These reflections occur to me after reading the blog Monetary Freedom, by Bill Wolsey. To my mind, perhaps erroneously, it seems simpler than what the author says.
Capitalism – or in fact any economy, if an alternative exists – should grow constantly, although not necessarily in quantity. It’s not so much about making a larger amount of exactly the same products and services, but about innovating and producing new goods and services at a lower cost.
The reason is simple: the pressing needs of a large part of society grow constantly, and not just in quantity but also in quality. Even if we were very socialist in our thinking, we would all want better health and education for all, more free time, more leisure etc.
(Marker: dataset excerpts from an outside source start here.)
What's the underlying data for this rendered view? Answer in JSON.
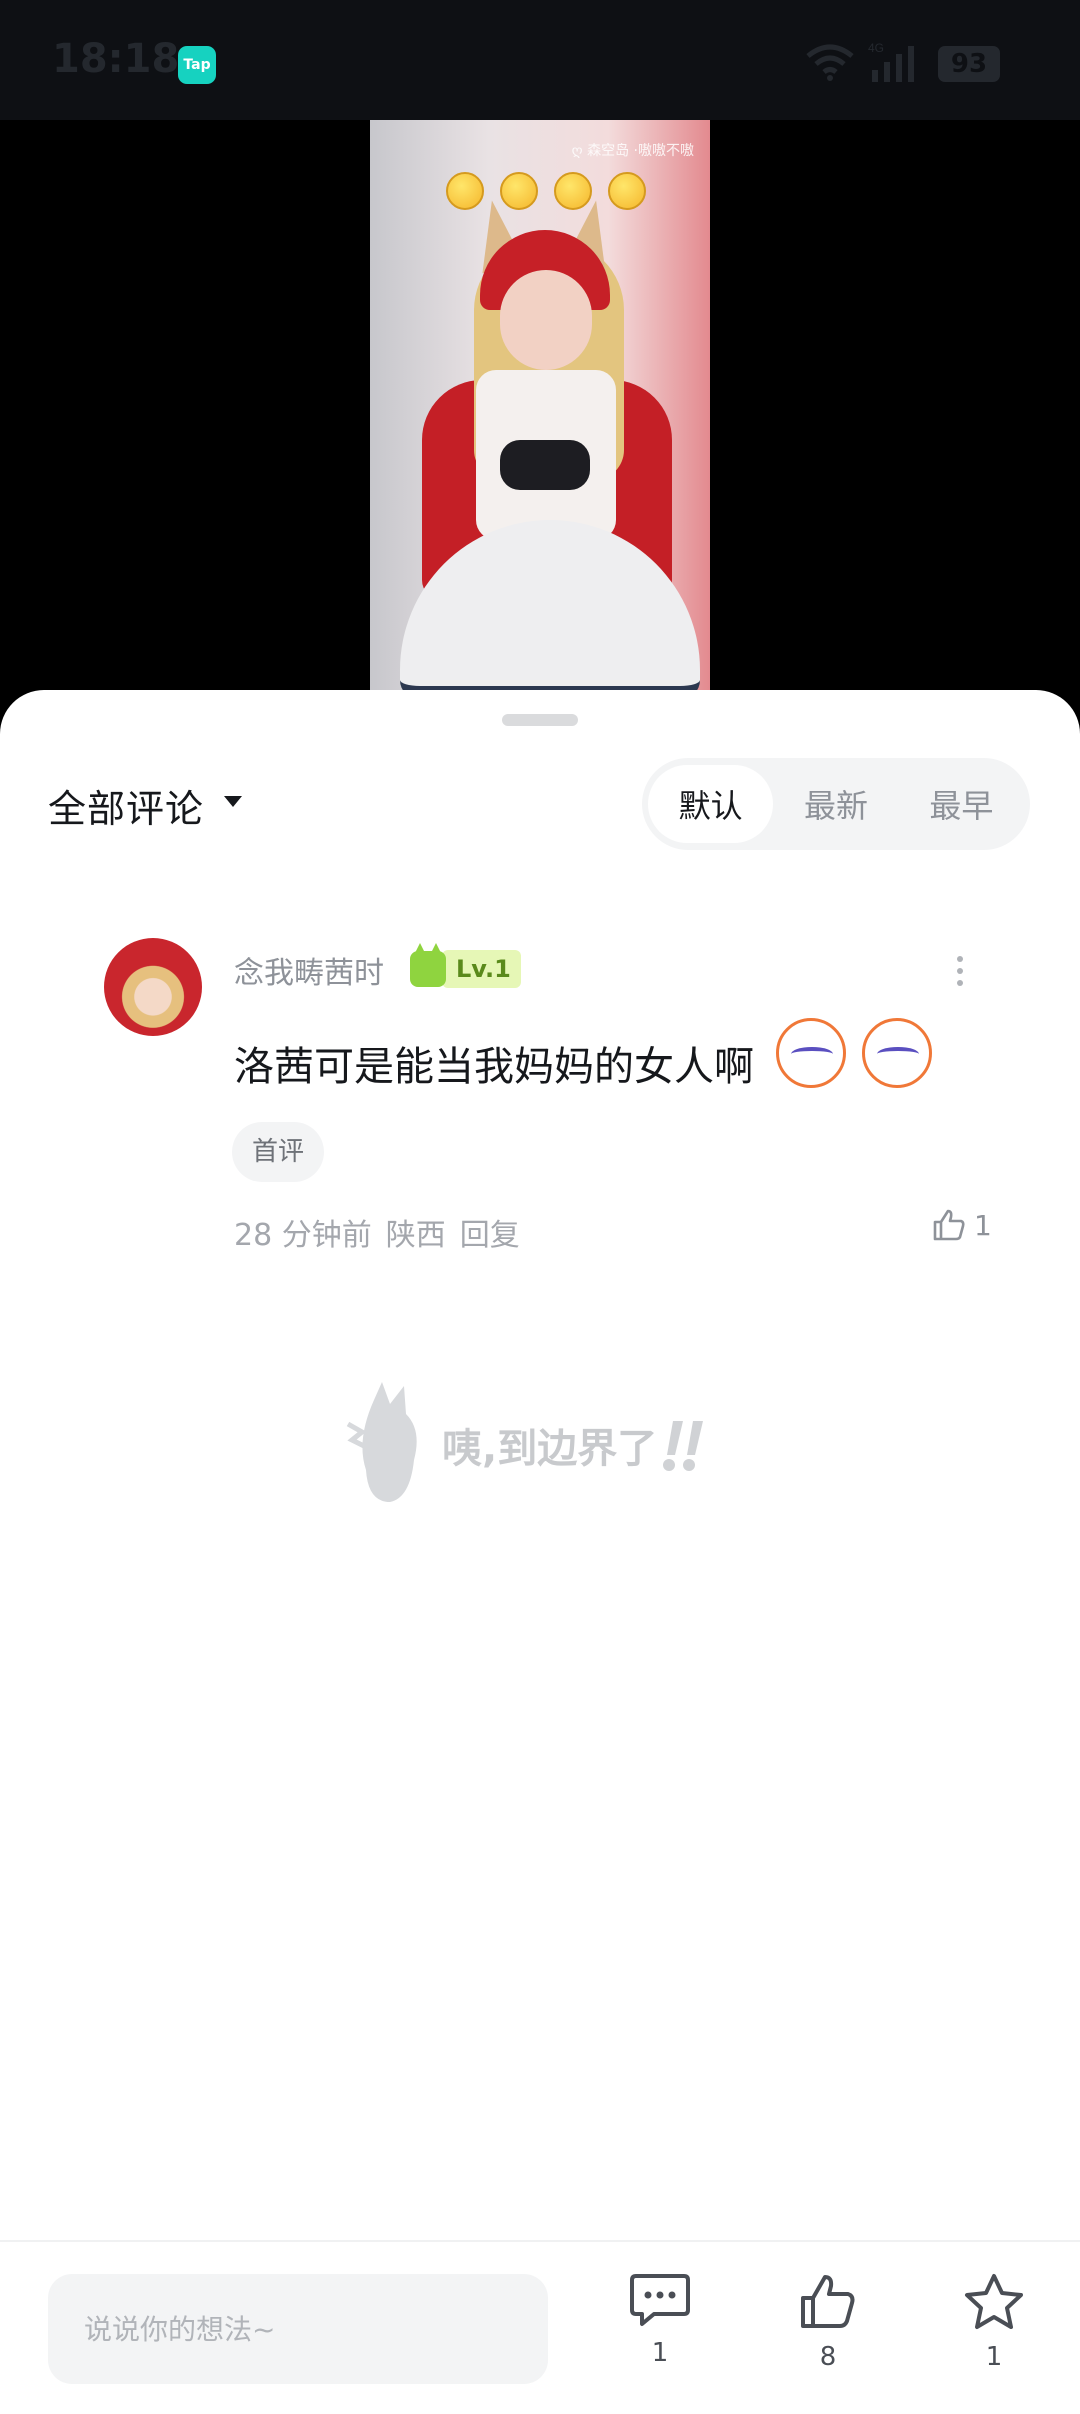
{
  "status_bar": {
    "time": "18:18",
    "app_icon_label": "Tap",
    "network": "4G",
    "battery": "93"
  },
  "video": {
    "watermark": "ღ 森空岛 ·嗷嗷不嗷"
  },
  "comments": {
    "title": "全部评论",
    "sort_tabs": [
      "默认",
      "最新",
      "最早"
    ],
    "active_tab": "默认"
  },
  "comment": {
    "username": "念我畴茜时",
    "level": "Lv.1",
    "text": "洛茜可是能当我妈妈的女人啊",
    "tag": "首评",
    "time": "28 分钟前",
    "location": "陕西",
    "reply_label": "回复",
    "likes": "1"
  },
  "end_marker": {
    "text": "咦,到边界了"
  },
  "bottom_bar": {
    "input_placeholder": "说说你的想法~",
    "comment_count": "1",
    "like_count": "8",
    "favorite_count": "1"
  },
  "colors": {
    "tap_brand": "#16d2c0",
    "level_green": "#8fd43f",
    "sheet_bg": "#ffffff",
    "text_primary": "#16181c",
    "text_secondary": "#8e9299"
  }
}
And this doesn’t happen by distributing what there is, but by accumulating capital and technology and improving quality.
For that reason, a constant improving efficiency in production – or productivity – is desirable. Therefore companies need to grow, boost economies of scale, innovate, disappear when another more innovative firm invents a new product. Others f0llow this company and a new production nucleus is created in which a few stand out. Meanwhile in the SMEs breeding ground a new surprise is being prepared, a new design, something which we can’t even imagine at the moment.
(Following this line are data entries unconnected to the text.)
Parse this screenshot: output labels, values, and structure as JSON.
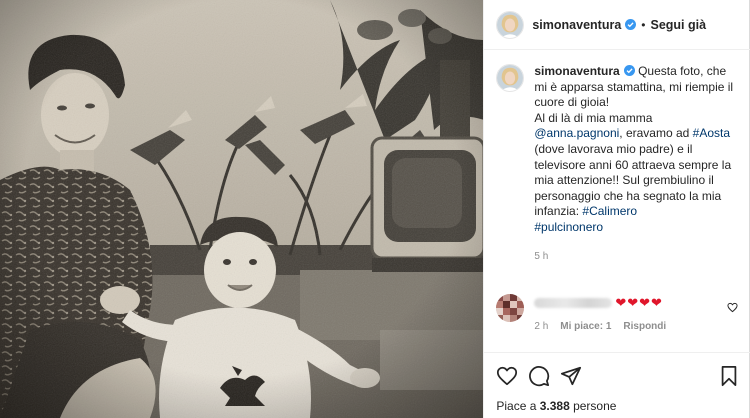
{
  "post": {
    "username": "simonaventura",
    "follow_label": "Segui già",
    "separator": "•"
  },
  "caption": {
    "username": "simonaventura",
    "text_1": "Questa foto, che mi è apparsa stamattina, mi riempie il cuore di gioia!",
    "text_2": "Al di là di mia mamma ",
    "mention": "@anna.pagnoni",
    "text_3": ", eravamo ad ",
    "hashtag_aosta": "#Aosta",
    "text_4": " (dove lavorava mio padre) e il televisore anni 60 attraeva sempre la mia attenzione!! Sul grembiulino il personaggio che ha segnato la mia infanzia: ",
    "hashtag_calimero": "#Calimero",
    "hashtag_pulcinonero": "#pulcinonero",
    "time": "5 h"
  },
  "comment": {
    "hearts": "❤❤❤❤",
    "time": "2 h",
    "likes": "Mi piace: 1",
    "reply": "Rispondi"
  },
  "actions": {
    "likes_prefix": "Piace a ",
    "likes_count": "3.388",
    "likes_suffix": " persone"
  },
  "icons": {
    "like": "heart-outline-icon",
    "comment": "comment-bubble-icon",
    "share": "paper-plane-icon",
    "save": "bookmark-icon",
    "verified": "verified-badge-icon"
  },
  "colors": {
    "verified": "#3897f0",
    "link": "#00376b",
    "heart": "#e0162b",
    "muted": "#8e8e8e"
  }
}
I believe Hayek was right when he formulated his famous model against state intervention – although I think he took it too far -: the state can never know what this innovation which defines the future will be. The state would act awkwardly and late in the day, compared with, let’s say, Microsoft, both in its daily management and innovation. Impossible. The state’s function is political and this is incompatible with a company as we have defined it here. The state should act in such a way as to interfere as little as possible with this design of capitalism. That said, as little as possible doesn’t mean that it should not have social objectives, like education and health.
The extent of the state’s functions in the economy is a big mystery, but an example of what it shouldn’t be can be found in the Spanish model: too many taxes, too many superfluous and duplicated expenses, too much decentralisation (going against economies of scale) and, of course, too much corruption and weakness in the face of a variety of spurious interests. The famous Transition originated from this, but it degenerated from an exemplary model into an inefficient and unsustainable waste, apart from the constant threat of a break up. The Transition has been a spectacular failure. At least from an economic point of view. And if the economy fails it’s as if everything has failed.
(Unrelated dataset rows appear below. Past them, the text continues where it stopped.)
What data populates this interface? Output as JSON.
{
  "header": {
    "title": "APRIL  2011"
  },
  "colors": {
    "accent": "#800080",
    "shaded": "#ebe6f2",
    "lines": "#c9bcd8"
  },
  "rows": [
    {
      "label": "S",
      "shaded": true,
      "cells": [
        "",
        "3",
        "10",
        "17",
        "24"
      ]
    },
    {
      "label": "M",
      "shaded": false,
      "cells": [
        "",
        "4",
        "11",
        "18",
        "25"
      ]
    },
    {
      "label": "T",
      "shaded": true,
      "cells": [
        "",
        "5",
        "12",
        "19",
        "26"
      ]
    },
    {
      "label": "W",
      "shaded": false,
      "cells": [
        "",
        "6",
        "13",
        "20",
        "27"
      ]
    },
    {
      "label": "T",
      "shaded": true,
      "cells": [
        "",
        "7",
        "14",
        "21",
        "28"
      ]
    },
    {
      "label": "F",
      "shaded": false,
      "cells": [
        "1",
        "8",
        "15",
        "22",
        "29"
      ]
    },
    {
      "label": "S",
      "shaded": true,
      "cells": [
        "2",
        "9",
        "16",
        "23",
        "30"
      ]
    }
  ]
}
This state of things is demoralising. In this sense, the Spanish left-wing because of conviction, and the right because of weakness, have not been able to provide Spaniards with even the minimum education about how an economy functions. The socialist left has not been able to disconnect with Marxism, although they don’t know it. Their slogans are dumb. For that reason, the big Spanish companies and the best workers have a large part of their investments abroad. There had to be some reason for that.